- Parkham
- Coordinates: 41°24′33″S 146°38′15″E﻿ / ﻿41.4093°S 146.6375°E
- Population: 129 (2016 census)
- Postcode(s): 7304
- Location: 24 km (15 mi) N of Deloraine
- LGA(s): Meander Valley, West Tamar, Latrobe
- Region: Launceston, North-west and west
- State electorate(s): Braddon; Lyons;
- Federal division(s): Braddon; Lyons;
Localities around Parkham:
| Sassafras | Sassafras | Frankford |
| Kimberley | Parkham | Reedy Marsh |
| Elizabeth Town | Weetah | Reedy Marsh |

= Parkham, Tasmania =

Parkham is a locality and small rural community in the local government areas of Meander Valley, West Tamar and Latrobe, in the Launceston and North-west and west regions of Tasmania. It is located about 24 km north of the town of Deloraine.
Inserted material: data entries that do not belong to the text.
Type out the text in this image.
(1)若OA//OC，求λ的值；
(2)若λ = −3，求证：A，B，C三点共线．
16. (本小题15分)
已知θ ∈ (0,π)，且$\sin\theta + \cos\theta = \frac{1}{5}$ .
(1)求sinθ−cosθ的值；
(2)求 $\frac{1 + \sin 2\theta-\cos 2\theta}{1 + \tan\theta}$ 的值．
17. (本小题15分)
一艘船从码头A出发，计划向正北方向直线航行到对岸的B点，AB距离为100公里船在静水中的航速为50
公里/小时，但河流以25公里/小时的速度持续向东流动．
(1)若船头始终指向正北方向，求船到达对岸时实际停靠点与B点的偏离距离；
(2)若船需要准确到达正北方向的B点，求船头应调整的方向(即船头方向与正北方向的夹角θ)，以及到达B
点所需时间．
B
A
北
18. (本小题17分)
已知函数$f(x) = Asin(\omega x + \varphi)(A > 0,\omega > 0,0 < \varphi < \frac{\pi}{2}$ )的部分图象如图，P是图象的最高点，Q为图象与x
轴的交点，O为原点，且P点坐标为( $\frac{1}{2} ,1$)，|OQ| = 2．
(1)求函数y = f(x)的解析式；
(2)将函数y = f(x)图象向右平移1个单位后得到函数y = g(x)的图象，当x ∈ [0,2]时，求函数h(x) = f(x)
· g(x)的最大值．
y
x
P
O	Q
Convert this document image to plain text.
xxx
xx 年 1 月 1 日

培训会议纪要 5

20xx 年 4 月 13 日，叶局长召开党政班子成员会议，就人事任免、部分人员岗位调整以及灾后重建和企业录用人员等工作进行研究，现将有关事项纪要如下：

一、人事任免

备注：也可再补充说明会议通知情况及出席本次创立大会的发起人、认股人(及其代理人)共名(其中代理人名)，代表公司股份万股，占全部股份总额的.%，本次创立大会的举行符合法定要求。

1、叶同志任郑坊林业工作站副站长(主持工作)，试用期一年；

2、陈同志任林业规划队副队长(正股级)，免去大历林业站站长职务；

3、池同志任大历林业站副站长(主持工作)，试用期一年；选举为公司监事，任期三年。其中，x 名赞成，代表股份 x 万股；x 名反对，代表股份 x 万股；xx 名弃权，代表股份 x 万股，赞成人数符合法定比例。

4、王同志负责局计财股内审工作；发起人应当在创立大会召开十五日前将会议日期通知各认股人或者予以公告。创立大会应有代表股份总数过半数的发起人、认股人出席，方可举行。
The 2016 census determined a population of 129 for the state suburb of Parkham.

==History==
The name ”Parkham” was applied to a Post station in the vicinity in 1886. It may be that this was named for Parkham in England.

==Road infrastructure==
The C711 route (Parkham Road) runs north-east from the Bass Highway to the locality.